Hey, Seth, this is Mario. I'll start off, and maybe Sumit can cover something. You said that our gross adds were up 6% quarter-over-quarter. Expand on that one. I'm trying to make sure that I answer your question correctly.
I believe that's what you said in the script and in the shareholder's letter.
In the... Yeah, the gross adds. That is both new customers and customer reactivation. It is a combination of both, customers that have lapsed and came back and also gross adds. I wouldn't try to tie the two directly together. We got this question, somewhat similar before on the active customer count increase and comparing that to investments in marketing. I'd say it's, you have to sort of disconnect the two. They're not, they shouldn't be, tightly connected that way.
Seth, this is, this is Sumit. We are continuing to see net spend growth, LTV growth.
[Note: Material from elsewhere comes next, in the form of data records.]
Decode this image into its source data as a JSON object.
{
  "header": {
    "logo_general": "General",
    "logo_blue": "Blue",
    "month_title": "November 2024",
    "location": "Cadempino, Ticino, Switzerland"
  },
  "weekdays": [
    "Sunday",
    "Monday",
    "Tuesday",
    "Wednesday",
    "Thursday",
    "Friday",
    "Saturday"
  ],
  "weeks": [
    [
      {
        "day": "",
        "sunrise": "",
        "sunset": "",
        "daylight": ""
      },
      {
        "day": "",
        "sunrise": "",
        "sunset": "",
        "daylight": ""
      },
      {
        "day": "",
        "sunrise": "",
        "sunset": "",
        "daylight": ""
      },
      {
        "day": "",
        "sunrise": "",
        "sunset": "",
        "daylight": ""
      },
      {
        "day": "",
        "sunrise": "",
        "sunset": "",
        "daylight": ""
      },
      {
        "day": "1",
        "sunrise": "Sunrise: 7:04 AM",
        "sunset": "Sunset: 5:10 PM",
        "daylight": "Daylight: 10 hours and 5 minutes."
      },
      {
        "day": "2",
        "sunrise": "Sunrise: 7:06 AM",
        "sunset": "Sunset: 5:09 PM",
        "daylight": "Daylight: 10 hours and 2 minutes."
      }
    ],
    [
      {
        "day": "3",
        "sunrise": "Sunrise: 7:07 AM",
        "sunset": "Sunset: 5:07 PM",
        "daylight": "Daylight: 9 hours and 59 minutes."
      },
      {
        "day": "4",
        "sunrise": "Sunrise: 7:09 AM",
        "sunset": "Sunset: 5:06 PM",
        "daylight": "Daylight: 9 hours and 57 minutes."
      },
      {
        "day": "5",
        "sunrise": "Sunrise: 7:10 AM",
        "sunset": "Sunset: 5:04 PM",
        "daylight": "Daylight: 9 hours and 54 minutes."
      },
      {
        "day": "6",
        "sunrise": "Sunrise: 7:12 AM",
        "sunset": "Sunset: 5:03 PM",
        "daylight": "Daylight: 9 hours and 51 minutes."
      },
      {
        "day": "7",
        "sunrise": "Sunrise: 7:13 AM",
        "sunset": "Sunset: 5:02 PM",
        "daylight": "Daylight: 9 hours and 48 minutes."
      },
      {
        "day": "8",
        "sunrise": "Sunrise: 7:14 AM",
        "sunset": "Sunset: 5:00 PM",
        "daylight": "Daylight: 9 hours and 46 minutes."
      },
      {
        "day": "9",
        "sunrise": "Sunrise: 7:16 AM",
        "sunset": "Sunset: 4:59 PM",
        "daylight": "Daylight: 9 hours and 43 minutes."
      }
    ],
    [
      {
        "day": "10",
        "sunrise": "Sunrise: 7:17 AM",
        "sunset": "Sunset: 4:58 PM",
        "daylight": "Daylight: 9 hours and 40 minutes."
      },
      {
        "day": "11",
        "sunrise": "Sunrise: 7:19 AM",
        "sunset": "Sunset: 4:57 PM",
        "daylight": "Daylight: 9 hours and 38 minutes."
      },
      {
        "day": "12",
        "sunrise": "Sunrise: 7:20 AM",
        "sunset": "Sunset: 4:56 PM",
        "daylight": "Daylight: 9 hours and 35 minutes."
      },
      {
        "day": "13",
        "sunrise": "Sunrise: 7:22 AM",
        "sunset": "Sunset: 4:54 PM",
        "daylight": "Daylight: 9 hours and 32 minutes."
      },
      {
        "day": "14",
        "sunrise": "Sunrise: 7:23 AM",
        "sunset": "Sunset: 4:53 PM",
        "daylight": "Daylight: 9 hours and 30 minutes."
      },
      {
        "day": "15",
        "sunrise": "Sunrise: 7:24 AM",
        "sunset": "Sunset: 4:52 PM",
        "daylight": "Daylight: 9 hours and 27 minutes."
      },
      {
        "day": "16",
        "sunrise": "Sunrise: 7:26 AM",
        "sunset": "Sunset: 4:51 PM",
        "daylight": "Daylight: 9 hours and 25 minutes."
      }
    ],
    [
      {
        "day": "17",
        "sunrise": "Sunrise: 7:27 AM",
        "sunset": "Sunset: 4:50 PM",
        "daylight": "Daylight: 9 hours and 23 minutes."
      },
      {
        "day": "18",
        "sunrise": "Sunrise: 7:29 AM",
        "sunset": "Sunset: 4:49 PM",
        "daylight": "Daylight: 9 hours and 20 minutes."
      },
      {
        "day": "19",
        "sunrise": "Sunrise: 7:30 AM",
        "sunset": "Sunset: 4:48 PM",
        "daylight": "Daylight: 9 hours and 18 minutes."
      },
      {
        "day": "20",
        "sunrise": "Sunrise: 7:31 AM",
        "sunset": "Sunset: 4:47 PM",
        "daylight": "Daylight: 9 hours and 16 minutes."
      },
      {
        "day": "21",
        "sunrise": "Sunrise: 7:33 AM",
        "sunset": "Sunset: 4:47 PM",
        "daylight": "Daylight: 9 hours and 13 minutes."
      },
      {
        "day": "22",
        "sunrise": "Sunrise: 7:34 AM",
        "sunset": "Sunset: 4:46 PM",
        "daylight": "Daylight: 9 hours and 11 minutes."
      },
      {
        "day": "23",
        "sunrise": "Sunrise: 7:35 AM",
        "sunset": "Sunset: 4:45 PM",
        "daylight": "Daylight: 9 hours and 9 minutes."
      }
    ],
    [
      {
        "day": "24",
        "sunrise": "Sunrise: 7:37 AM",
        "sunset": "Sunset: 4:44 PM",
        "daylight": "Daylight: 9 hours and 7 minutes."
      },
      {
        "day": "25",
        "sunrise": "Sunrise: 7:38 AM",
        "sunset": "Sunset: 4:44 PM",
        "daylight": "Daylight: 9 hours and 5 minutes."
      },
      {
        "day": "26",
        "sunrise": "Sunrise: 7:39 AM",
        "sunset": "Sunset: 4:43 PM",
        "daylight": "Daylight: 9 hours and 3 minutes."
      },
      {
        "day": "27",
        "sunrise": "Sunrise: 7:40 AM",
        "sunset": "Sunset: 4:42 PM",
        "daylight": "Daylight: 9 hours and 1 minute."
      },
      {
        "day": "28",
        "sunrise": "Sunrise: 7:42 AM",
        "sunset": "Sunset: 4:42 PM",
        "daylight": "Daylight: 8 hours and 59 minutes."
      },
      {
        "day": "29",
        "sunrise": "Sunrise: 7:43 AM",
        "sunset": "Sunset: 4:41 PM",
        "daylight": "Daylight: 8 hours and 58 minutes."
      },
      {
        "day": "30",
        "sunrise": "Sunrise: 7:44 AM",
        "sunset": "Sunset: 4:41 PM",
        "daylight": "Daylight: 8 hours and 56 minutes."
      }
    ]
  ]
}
When you look at Q3, there were, you know, multiple areas that the spend actually went in, on top of the increased, you know, CPC or increased ad costs that we see in Q3, which you typically do coming out of a lull in Q2 as you gain, you know, as everybody tries to gain kinda mind share of the consumer, in a current environment where the consumer pool remains shallow. CPCs have continued to increase. But beyond that, we saw, you know, opportunities to invest in three different areas, where we did. First is customer development focused on increasing engagement and expanding net spend. That, that was part of our investment. Number two, reactivating previously churned customers.
In Q3, we saw a double-digit year-over-year increase in customer reactivation. Then three, you know, there's always some experimentation and testing that we're doing with new channels that are designed to drive broader reach and awareness of the Chewy brand. You know, positioning that right in front of the holiday season as we gain more traction with customers is just a prudent thing to do. All in all we're, you know, we In the way that we spent the money, we kept it within the 5%- 7% range that we've talked about before, and we were satisfied with the outcome here.
Got it. Okay. Your CAC was up sequentially, but in line with your expectations to maintain ROI in the customers you acquired in this quarter relative to last?
That's right.
Yep.
Thank you.
Thank you for your question, sir. I would now like to pass the call back to Mr. Sumit Singh for any closing remarks.
Thank you all for joining us. Happy holidays and a happy new year.
With that, we will conclude today's Chewy third quarter fiscal year 2022 earnings call. Thank you for your participation. You may now disconnect your line.